Fulfordianthus evansii
- Conservation status: Vulnerable (IUCN 2.3)

Scientific classification
- Kingdom: Plantae
- Division: Marchantiophyta
- Class: Jungermanniopsida
- Order: Lejeuneales
- Family: Lejeuneaceae
- Genus: Fulfordianthus
- Species: F. evansii
- Binomial name: Fulfordianthus evansii (Fulford) Gradst.
- Synonyms: Thysananthus evansii Fulford;

= Fulfordianthus evansii =

- Genus: Fulfordianthus
- Species: evansii
- Authority: (Fulford) Gradst.
- Conservation status: VU
- Synonyms: Thysananthus evansii Fulford

Species of liverwort

Fulfordianthus evansii is a species of liverwort in the family Lejeuneaceae. It is found in Belize, Costa Rica, Guatemala, and Panama. Its natural habitat is subtropical or tropical moist lowland forests.

==Taxonomy==

The species was first described as Thysananthus evansii by Margaret Fulford in 1941, publishing the description in the Bulletin of the Torrey Botanical Club. In 1992, Stephan Robbert Gradstein transferred it to the genus Fulfordianthus, creating its current accepted binomial name. In the same year, Schuster attempted to move the species to Thysanopsis, but this combination was not validly published. The type specimen was collected in Punta Gorda, Belize, though the collector's identity is unknown. This holotype is housed in the herbarium of the Cincinnati Museum Center (CINC).

==Description==

Fulfordianthus evansii is a small liverwort with irregularly branching stems that grow up to 2 cm long and 2 mm wide. Female plants show a distinctive forking pattern when reproductive structures are present. The stem's surface is composed of 60–90 rows of cells.

The leaves have two distinct parts: a larger upper lobe and a smaller lower lobule. The upper lobe is oblong in shape, about 1 mm long and 0.5–0.6 mm wide. Its edges show tiny tooth-like projections formed by protruding cells, particularly in the upper half. Under magnification, the leaf cells appear square to hexagonal in the middle of the leaf, becoming more elongated near the base. Unlike many related species, this liverwort lacks oil bodies within its cells.

The lower leaf lobules are very small (0.1–0.2 mm long) and feature a distinctive long, curved tooth made up of up to 10 cells. The underleaves, which are leaf-like structures on the plant's underside, overlap loosely and spread outward, measuring about 0.5–0.6 mm long and slightly wider than long, with small teeth along their upper edges.

The male and female reproductive structures (androecia and gynoecia) follow the typical pattern for the genus. The protective leaves around the female reproductive structures (bracts) are oblong with irregular teeth along their upper edges. The perianth (the protective structure around the developing reproductive organs) is typical for the genus, featuring a small beak-like projection 3–10 cells long. The spore-producing structure (sporophyte) has not been observed in this species.
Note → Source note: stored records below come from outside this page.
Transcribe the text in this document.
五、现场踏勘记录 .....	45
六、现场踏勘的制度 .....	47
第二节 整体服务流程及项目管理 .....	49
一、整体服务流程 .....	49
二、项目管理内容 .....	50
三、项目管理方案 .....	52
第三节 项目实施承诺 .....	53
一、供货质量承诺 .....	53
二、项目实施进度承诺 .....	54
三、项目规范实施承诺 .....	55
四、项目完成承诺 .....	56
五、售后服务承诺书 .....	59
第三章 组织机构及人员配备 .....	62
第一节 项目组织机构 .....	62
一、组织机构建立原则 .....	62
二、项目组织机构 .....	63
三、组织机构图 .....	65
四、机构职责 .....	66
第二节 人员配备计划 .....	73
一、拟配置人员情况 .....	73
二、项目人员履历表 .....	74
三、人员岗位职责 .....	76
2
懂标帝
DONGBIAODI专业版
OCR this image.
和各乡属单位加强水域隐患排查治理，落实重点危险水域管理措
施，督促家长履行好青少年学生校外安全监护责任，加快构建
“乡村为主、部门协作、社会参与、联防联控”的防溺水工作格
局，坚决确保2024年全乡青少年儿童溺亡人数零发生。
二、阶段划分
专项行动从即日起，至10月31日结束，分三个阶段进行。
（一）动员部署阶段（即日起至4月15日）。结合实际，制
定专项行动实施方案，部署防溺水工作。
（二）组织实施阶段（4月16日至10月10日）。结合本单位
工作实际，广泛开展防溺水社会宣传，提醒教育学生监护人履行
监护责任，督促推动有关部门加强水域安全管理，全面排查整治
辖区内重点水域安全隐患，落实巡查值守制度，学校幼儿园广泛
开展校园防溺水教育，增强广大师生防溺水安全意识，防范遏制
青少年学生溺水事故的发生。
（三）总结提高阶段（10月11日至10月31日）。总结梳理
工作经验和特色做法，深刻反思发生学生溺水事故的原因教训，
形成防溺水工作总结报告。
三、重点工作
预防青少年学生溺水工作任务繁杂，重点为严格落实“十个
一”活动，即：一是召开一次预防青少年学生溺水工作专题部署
==Distribution and habitat==

Fulfordianthus evansii grows as an epiphyte on tree trunks in undisturbed lowland rainforest of Central America, where it occurs at sea level. The species has been documented in four countries: Guatemala, Belize, Costa Rica, and Panama. It is rare, known from only about half a dozen collections across its range. The species has been found in Tortuguero National Park, Costa Rica, and more recently on Barro Colorado Island, Panama, which represents its only known locality in that country. Historical collections exist from Guatemala's east coast and Belize, though these are older records that have not been recently reconfirmed.

==Conservation status==
Fulfordianthus evansii is listed as vulnerable on the International Union for the Conservation of Nature Red List under criteria B1 and B2cd, based on its limited distribution and declining habitat. Its habitat requirements are specific, requiring undisturbed lowland rainforest – an ecosystem type that is rapidly disappearing throughout Central America due to deforestation. The species' current status in much of its historical range is uncertain, as many known collections are old. Active conservation efforts and further field surveys are needed to confirm whether populations persist in other parts of its range.